Luta política dá tom a disco que celebra carreira de Ricardo Vilas
Entre as fotos do encarte de “Canto de Liberdade”, 27º álbum do cantor e compositor carioca Ricardo Vilas, destaca-se a que o registra antes de embarcar para o exílio como um dos presos políticos trocados pelo embaixador americano Charles Elbrick, sequestrado no Rio de Janeiro por militantes da luta armada, em 1969.
Vilas voltou para o Brasil em 1979 e foi diretor musical do “Sítio do Pica-Pau Amarelo”, além de ter dirigido o programa Globo de Ouro. São 50 anos de carreira, celebrados em “Canto de Liberdade”.
Nas 14 faixas do disco, no entanto, o artista traz muito do momento congelado em preto e branco daquela foto.
Oito das músicas são de Vilas e seis são de mestres da MPB. Entre elas, “Apesar de Você”, de Chico Buarque, atualizada na introdução e no final, e que Vilas deixa voar solta, alada por um samba suingado para o violonista Domingos Teixeira deitar e soar.
“Ponteio”, de Edu Lobo e Capinam, vencedora do 3º Festival da Música Popular Brasileira, em 1967, é mantida quase intacta.
Mais sambas e sembas (gênero musical popular angolano) estão no disco.
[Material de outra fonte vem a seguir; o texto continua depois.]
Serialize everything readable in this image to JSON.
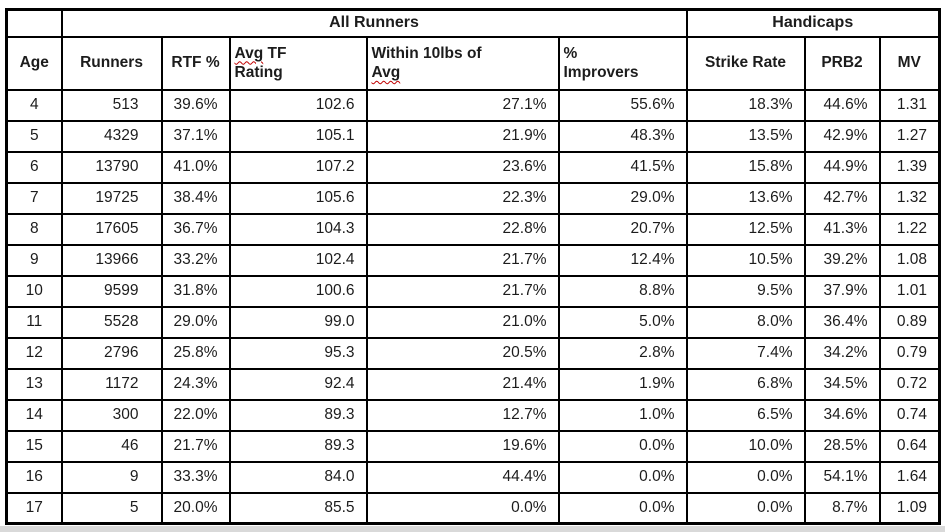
{
  "table": {
    "group_header": {
      "all_runners": "All Runners",
      "handicaps": "Handicaps"
    },
    "headers": {
      "age": "Age",
      "runners": "Runners",
      "rtf_pct": "RTF %",
      "avg_tf": {
        "word_misspelled": "Avg",
        "rest": " TF",
        "line2": "Rating"
      },
      "within": {
        "line1": "Within 10lbs of",
        "line2_misspelled": "Avg"
      },
      "improvers": {
        "line1": "%",
        "line2": "Improvers"
      },
      "strike_rate": "Strike Rate",
      "prb2": "PRB2",
      "mv": "MV"
    },
    "rows": [
      {
        "age": "4",
        "runners": "513",
        "rtf": "39.6%",
        "avg_tf": "102.6",
        "within": "27.1%",
        "improvers": "55.6%",
        "strike": "18.3%",
        "prb2": "44.6%",
        "mv": "1.31"
      },
      {
        "age": "5",
        "runners": "4329",
        "rtf": "37.1%",
        "avg_tf": "105.1",
        "within": "21.9%",
        "improvers": "48.3%",
        "strike": "13.5%",
        "prb2": "42.9%",
        "mv": "1.27"
      },
      {
        "age": "6",
        "runners": "13790",
        "rtf": "41.0%",
        "avg_tf": "107.2",
        "within": "23.6%",
        "improvers": "41.5%",
        "strike": "15.8%",
        "prb2": "44.9%",
        "mv": "1.39"
      },
      {
        "age": "7",
        "runners": "19725",
        "rtf": "38.4%",
        "avg_tf": "105.6",
        "within": "22.3%",
        "improvers": "29.0%",
        "strike": "13.6%",
        "prb2": "42.7%",
        "mv": "1.32"
      },
      {
        "age": "8",
        "runners": "17605",
        "rtf": "36.7%",
        "avg_tf": "104.3",
        "within": "22.8%",
        "improvers": "20.7%",
        "strike": "12.5%",
        "prb2": "41.3%",
        "mv": "1.22"
      },
      {
        "age": "9",
        "runners": "13966",
        "rtf": "33.2%",
        "avg_tf": "102.4",
        "within": "21.7%",
        "improvers": "12.4%",
        "strike": "10.5%",
        "prb2": "39.2%",
        "mv": "1.08"
      },
      {
        "age": "10",
        "runners": "9599",
        "rtf": "31.8%",
        "avg_tf": "100.6",
        "within": "21.7%",
        "improvers": "8.8%",
        "strike": "9.5%",
        "prb2": "37.9%",
        "mv": "1.01"
      },
      {
        "age": "11",
        "runners": "5528",
        "rtf": "29.0%",
        "avg_tf": "99.0",
        "within": "21.0%",
        "improvers": "5.0%",
        "strike": "8.0%",
        "prb2": "36.4%",
        "mv": "0.89"
      },
      {
        "age": "12",
        "runners": "2796",
        "rtf": "25.8%",
        "avg_tf": "95.3",
        "within": "20.5%",
        "improvers": "2.8%",
        "strike": "7.4%",
        "prb2": "34.2%",
        "mv": "0.79"
      },
      {
        "age": "13",
        "runners": "1172",
        "rtf": "24.3%",
        "avg_tf": "92.4",
        "within": "21.4%",
        "improvers": "1.9%",
        "strike": "6.8%",
        "prb2": "34.5%",
        "mv": "0.72"
      },
      {
        "age": "14",
        "runners": "300",
        "rtf": "22.0%",
        "avg_tf": "89.3",
        "within": "12.7%",
        "improvers": "1.0%",
        "strike": "6.5%",
        "prb2": "34.6%",
        "mv": "0.74"
      },
      {
        "age": "15",
        "runners": "46",
        "rtf": "21.7%",
        "avg_tf": "89.3",
        "within": "19.6%",
        "improvers": "0.0%",
        "strike": "10.0%",
        "prb2": "28.5%",
        "mv": "0.64"
      },
      {
        "age": "16",
        "runners": "9",
        "rtf": "33.3%",
        "avg_tf": "84.0",
        "within": "44.4%",
        "improvers": "0.0%",
        "strike": "0.0%",
        "prb2": "54.1%",
        "mv": "1.64"
      },
      {
        "age": "17",
        "runners": "5",
        "rtf": "20.0%",
        "avg_tf": "85.5",
        "within": "0.0%",
        "improvers": "0.0%",
        "strike": "0.0%",
        "prb2": "8.7%",
        "mv": "1.09"
      }
    ]
  },
  "colors": {
    "border": "#000000",
    "text": "#1c1c1c",
    "squiggle": "#c00000",
    "background": "#ffffff"
  }
}
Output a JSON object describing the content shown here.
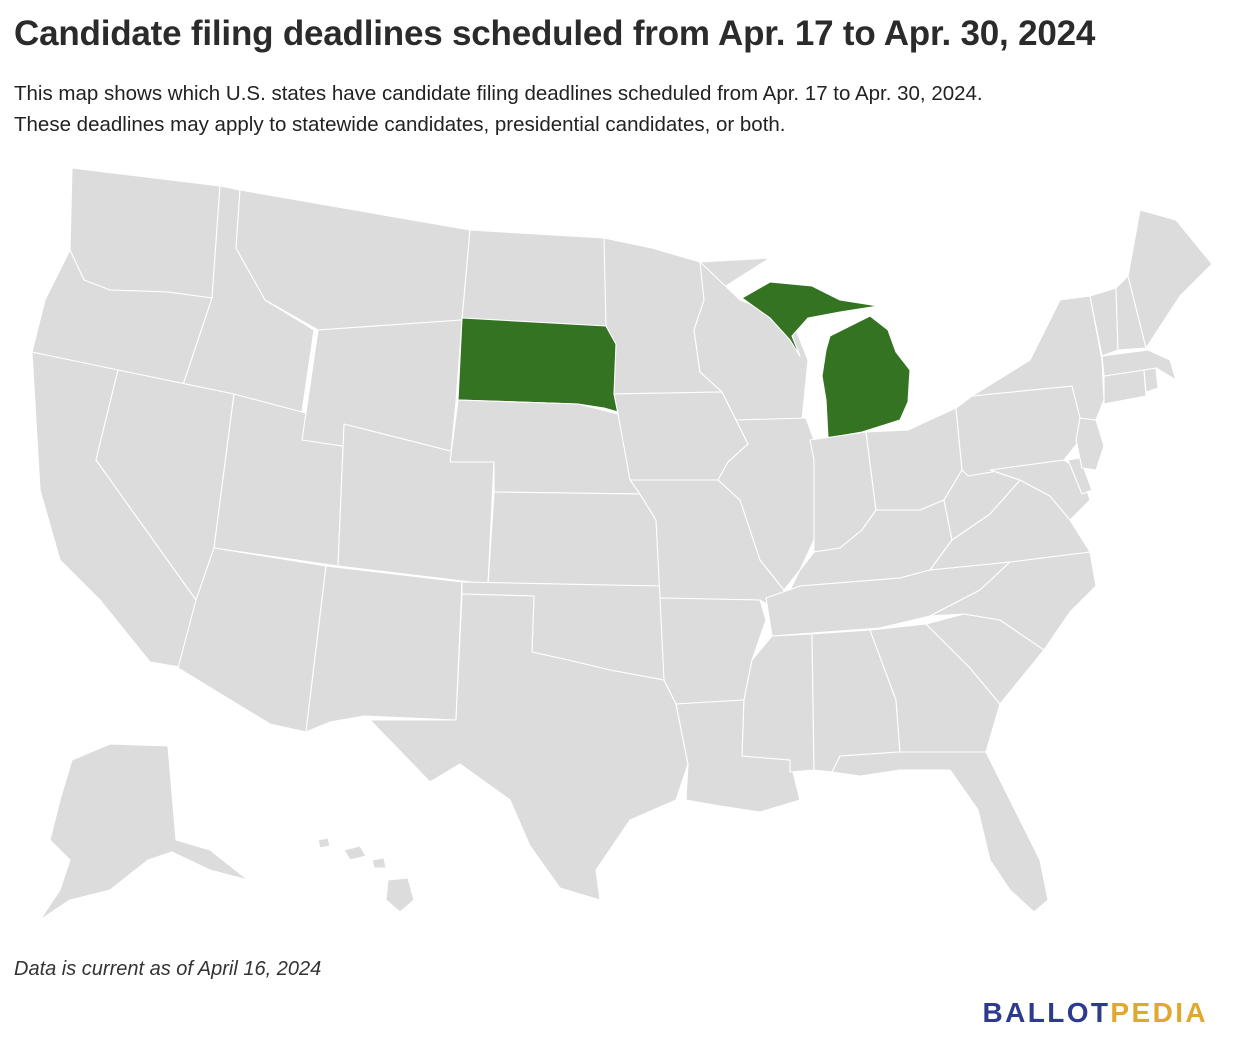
{
  "header": {
    "title": "Candidate filing deadlines scheduled from Apr. 17 to Apr. 30, 2024",
    "subtitle_line1": "This map shows which U.S. states have candidate filing deadlines scheduled from Apr. 17 to Apr. 30, 2024.",
    "subtitle_line2": "These deadlines may apply to statewide candidates, presidential candidates, or both."
  },
  "map": {
    "highlighted_states": [
      "South Dakota",
      "Michigan"
    ],
    "colors": {
      "highlight": "#337321",
      "default_fill": "#dcdcdc",
      "border": "#ffffff"
    }
  },
  "footer": {
    "note": "Data is current as of April 16, 2024",
    "logo_part1": "BALLOT",
    "logo_part2": "PEDIA",
    "logo_color1": "#2c3b8e",
    "logo_color2": "#e0a82e"
  }
}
Os sembas são dois: “Diferenças”, de Vilas, e “A Luta da Vida”, dele com Filipe Zau, reforçada por uma banda de músicos angolanos para legitimar o gênero.
Entre os sambas, dois clássicos de Zé Kéti, “Opinião” e “A Voz do Morro”, com direito a mais suingue, além de “O Morro Não Tem Vez”, de Tom Jobim e Vinicius de Moraes, e “Aquele Abraço”, de Gilberto Gil. “Canto de Liberdade”, de Vilas e Marquinhos de Oswaldo Cruz, protagoniza mais um canto de resistência.
A parceria de Vilas com Paulo Sergio Valle em “O Sim e o Não” lembra os sambas de Wilson das Neves e versa sobre a desigual relação entre homem e mulher.
A música “Circo de Horror”, composta no exílio por Vilas, foi regravada e retoma a triste experiência do artista como prisioneiro político no Rio.
Outra “tristona” é “Anjos”, música de Vilas dedicada a Stuart Angel Jones e Sonia Maria Lopes de Moraes, que pagaram com suas vidas por resistirem ao regime militar.
Segundo Millôr Fernandes, “a liberdade começa quando a gente aprende que ela não existe”. Vilas aprendeu e a musicou em disco de maneira justa.